Солнечное утро только добавило красок в настроение. Сегодня главный день ее жизни. Она сыграет. Сыграет даже лучше чем предполагает Виктор Семенович, и тогда свершится. «Как хорошо быть знаменитой.» Борька-шофер обласкан, Анка с ним весело болтает и даже неприязнь куда-то делась. Виктор Семенович на заднем сидении с кипой бумаг, перебирает, что-то сравнивает, думает. Он верен себе и своей идее настоящего кино.
Вот и домик Павла Тимофеевича, там уже все готово к съемкам. Камин, богатый диван, столик и аппаратура.
– Кадр, просто, великолепно обставлен. – Режиссер махнул рукой и все завращалось.
Анка в своем лучшем платье из желтой занавески. Ника с Родионом все время в обнимку. Помолвка. Волновали и вызывали внутреннюю дрожь камеры нависшие над ними черными стволами орудий. «В камеру не смотреть!»
– Камин зажжем, девочки? – предложил Родион – по-нашему, по-цыгански, что бы в доме пахло дымком.
– Да! – засмеялись девушки.
– Тогда помогите мне, сестренки.
Почему огонь всегда объединяет людей? Создает что-то тонкое, неуловимое и доверительное в отношениях? Анка возилась в углях перепачканными черной золой пальцами и пальцы касались руки Родиона. Они с цыганом коротко переглянулись. «Что я делаю?» Этот легкий флирт ей нравился, она наверняка чувствовала происходящее частью игры своей неизвестной роли. А когда огонь затрепал поленья в камине с некоторым сожаленьем отошла от очага.
– Давайте выпьем, девчата, чтобы не показалось мало! – глупый тост, но Анка подхватила кличь с необыкновенной легкостью и весельем.
– Выпьем!
– У тебя лицо перепачкалось золой. – цыган намочив слюной салфетку ловко вытер ей щеку.
Анка уже пьяная и с трудом соображает. Она действительно была пьяная потому, что вино было настоящим. «Все должно быть по-настоящему!»

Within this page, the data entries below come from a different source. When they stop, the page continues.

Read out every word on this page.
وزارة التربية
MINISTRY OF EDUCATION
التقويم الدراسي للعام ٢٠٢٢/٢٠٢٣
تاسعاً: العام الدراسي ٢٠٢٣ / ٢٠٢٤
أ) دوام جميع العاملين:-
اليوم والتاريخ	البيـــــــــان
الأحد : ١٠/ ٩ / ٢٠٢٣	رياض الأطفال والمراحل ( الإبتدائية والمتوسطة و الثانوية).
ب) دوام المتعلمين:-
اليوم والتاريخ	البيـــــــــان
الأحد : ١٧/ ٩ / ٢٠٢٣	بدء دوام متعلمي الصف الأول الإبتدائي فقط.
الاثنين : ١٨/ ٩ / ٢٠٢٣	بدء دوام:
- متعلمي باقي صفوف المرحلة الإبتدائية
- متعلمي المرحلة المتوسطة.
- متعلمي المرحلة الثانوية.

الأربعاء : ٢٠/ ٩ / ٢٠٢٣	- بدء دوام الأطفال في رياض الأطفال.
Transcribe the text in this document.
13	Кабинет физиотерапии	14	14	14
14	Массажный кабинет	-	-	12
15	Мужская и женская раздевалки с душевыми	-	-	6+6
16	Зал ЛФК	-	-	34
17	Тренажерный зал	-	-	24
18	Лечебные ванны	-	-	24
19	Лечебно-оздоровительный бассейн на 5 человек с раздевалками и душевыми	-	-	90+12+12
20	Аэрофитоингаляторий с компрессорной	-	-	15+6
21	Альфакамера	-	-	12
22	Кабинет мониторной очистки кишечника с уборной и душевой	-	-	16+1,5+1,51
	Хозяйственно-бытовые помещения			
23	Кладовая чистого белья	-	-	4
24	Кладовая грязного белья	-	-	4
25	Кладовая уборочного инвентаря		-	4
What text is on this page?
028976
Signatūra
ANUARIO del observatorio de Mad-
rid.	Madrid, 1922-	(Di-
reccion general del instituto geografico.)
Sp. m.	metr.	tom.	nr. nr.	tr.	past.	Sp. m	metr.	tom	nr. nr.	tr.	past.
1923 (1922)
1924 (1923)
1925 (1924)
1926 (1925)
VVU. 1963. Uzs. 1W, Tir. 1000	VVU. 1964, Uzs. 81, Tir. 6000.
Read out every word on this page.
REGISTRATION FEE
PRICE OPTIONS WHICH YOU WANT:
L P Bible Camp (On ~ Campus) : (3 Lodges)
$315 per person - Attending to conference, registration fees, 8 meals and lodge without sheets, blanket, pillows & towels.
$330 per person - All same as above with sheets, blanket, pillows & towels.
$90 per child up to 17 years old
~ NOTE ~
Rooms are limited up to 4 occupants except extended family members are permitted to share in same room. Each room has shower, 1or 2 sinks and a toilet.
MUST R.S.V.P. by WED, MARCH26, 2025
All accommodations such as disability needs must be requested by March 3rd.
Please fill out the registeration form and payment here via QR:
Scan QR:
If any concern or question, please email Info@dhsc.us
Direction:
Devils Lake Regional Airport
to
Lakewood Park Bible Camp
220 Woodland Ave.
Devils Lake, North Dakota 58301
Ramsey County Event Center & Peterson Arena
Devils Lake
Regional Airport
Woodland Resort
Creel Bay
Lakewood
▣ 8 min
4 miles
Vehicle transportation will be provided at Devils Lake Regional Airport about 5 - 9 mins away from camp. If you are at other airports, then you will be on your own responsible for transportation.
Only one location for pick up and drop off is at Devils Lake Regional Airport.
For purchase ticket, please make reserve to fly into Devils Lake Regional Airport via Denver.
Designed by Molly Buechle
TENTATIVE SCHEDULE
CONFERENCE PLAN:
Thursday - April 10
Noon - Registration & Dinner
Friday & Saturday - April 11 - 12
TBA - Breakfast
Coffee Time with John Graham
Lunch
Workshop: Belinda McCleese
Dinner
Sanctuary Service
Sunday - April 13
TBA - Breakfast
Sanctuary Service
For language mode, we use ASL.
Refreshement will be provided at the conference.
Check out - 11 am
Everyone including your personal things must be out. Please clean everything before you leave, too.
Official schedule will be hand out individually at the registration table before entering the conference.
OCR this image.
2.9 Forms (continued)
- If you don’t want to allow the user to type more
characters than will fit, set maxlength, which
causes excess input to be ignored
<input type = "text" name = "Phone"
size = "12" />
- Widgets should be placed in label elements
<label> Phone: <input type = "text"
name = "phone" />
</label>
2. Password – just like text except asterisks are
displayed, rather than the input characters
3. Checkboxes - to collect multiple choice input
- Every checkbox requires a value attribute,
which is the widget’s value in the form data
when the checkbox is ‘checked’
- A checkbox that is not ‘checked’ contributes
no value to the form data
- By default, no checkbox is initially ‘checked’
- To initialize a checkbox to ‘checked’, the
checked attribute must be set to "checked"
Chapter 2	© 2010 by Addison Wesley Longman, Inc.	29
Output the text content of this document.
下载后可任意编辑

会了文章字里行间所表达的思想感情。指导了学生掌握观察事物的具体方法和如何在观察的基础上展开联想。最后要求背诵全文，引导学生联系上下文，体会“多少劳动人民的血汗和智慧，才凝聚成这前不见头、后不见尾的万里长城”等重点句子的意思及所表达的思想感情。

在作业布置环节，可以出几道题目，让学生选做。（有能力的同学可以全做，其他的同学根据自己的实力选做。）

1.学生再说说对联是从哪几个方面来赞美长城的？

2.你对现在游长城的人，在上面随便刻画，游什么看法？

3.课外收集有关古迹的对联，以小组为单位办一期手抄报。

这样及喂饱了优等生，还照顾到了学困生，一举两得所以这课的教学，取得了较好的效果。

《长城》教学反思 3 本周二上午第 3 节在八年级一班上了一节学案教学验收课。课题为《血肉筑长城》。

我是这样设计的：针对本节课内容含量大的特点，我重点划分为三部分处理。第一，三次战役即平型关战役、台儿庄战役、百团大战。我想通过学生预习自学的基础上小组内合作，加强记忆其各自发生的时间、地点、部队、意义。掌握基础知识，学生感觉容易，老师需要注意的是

– А, давай поцелуемся с тобой на брудершафт, сестренка, – предлагает Родион.
– Как это?
– Ты наберешь в рот вина, и в поцелуе я выпью!
Анка вопросительно смотрит на Виктора Семеновича, а тот машет кипой бумаг, мол, правильно по сюжету.
Набрала в рот вина, не удержалась от смеха и прыснула вином в лицо парня. Режиссер восхищенно поднял большой палец вверх. Молодец девчонка!
– Божья роса, – сказал цыган, утираясь. – Теперь моя очередь.
Родион опрокинул рюмку в рот и машет рукой: иди сюда. Она не пошла. Тогда подошел он сам, взял ее лицо руками и приложил свои губы к ее губам.